Clark rejects both and makes a fresh suggestion, that Geoffrey, who loved basing stories on faux-etymologies, created saltus Goëmagot in his imagination out of the place name Salcombe (on the Kingsbridge Estuary, not Salcombe Regis near Exeter). He shows that this place name was recorded in 1244 as Saltecombe, ‘salt valley’. That rendering is probably close to its original form, and is highly unlikely to have been inspired by Geoffrey’s History. Thus, when Geoffrey insisted that saltus Goëmagot was still so-called in his day, he may have been telling the truth, but only inasmuch as this was his audacious interpretation of the actual place name of Salcombe, if he thought it was from ‘Salte[s] Combe[got]’.

Clark wonders if Geoffrey made up his name for the giant, Goëmagot, from the ‘combe’ of Salcombe. I doubt that. First, ‘Goëmagot’ is similar to the names of giants (Goram, Cormoran, Fomorian, etc) found all across Britain and Ireland and even of Gourmailhon, a giant living in Brittany.

‘The giant Cormoran was the terror of all the country-side.’

‘The giant Cormoran was the terror of all the country-side.’ ( Public Domain )

Unless all these were inspired by Geoffrey (which is unlikely) it is simpler to conclude that his ‘Goëmagot’ was adapted from an earlier, indigenous term for a giant. Secondly, if Geoffrey genuinely thought the ‘combe’ of Saltecombe’ was a corruption of the giant’s name, he cannot also have made the giant’s name up from ‘Combe’.

Blood-Stained Rocks

Salcombe Castle with its red rocks, which may have been thought to have been stained red by giants' blood

Salcombe Castle with its red rocks, which may have been thought to have been stained red by giants' blood (Nilfanion/ CC BY-SA 3.0 )

Clark observes that there are red rocks next to Salcombe’s castle, and speculates that these may have inspired a story that the color came from giants’ blood.
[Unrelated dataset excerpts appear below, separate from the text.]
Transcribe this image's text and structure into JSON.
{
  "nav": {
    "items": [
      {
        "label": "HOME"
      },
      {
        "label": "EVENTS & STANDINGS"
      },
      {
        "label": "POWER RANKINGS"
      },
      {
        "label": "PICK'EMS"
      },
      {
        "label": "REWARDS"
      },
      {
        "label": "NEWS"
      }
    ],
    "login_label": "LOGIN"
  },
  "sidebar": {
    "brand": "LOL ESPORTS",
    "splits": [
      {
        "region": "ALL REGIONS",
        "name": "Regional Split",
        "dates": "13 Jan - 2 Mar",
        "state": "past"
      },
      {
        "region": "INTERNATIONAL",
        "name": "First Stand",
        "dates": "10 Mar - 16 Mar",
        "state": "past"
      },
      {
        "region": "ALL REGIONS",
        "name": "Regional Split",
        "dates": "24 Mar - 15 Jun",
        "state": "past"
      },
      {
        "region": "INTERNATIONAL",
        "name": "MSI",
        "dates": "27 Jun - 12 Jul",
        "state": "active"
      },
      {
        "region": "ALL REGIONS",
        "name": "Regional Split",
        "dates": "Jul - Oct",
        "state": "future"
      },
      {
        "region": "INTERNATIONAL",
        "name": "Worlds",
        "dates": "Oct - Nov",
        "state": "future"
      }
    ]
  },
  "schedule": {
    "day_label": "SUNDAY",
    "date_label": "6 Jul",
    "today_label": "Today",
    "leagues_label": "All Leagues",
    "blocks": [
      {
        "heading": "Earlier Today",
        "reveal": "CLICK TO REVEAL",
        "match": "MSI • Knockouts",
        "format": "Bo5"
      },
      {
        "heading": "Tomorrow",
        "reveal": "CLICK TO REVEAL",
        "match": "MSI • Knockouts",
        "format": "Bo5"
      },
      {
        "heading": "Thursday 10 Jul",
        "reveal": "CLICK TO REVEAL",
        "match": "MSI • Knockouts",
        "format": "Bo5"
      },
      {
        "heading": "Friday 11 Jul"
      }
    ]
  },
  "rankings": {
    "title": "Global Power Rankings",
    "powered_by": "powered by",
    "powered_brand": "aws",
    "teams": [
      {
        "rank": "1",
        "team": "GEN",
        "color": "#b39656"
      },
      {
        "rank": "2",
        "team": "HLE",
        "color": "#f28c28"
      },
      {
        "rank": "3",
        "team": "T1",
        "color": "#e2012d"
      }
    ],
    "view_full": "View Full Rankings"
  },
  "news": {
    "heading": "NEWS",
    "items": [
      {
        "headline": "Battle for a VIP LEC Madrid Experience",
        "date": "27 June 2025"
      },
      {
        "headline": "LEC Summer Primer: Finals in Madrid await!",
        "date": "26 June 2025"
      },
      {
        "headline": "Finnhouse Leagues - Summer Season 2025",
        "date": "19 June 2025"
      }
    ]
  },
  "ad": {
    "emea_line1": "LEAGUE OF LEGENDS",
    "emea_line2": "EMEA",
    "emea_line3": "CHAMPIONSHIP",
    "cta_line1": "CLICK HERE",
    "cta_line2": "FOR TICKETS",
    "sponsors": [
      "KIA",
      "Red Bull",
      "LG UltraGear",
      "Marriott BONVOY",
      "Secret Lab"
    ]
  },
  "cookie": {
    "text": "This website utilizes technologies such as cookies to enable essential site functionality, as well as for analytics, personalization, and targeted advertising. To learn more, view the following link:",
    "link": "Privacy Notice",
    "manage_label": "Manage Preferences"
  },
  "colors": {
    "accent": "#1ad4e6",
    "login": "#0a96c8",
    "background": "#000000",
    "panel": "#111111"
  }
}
He quotes a story, in James Fairweather’s c. 1897 guide to Salcombe, that a field on the cliff top near Salcombe castle was called Gutter Field because of a bloody battle. He asks, ‘was there already a local story [which inspired Geoffrey] of a cliff-top conflict to explain the ‘blood-stained’ rocks?’ If so, then Geoffrey may have associated ‘combe’ with an existing term for giants, and come up with the pun – that the ‘salt’ of Salcombe recalled the saltus or ‘leap’ of Goëmagot, as he was flung off the cliff there by Corineus.

Comments

Note too that this is the Jurassic Coast where the cliffs are full of dinosaur bones...

Anthony Adolph's picture

Thanks for your comment. The ‘Jurassic Coast’ is actually further  east, and southern Devon is more notable for its Ice Age remains – much later than Jurassic times but still resulting in some very large bones, which our ancestors preferred to explain in terms of giants, as opposed to giant beasts.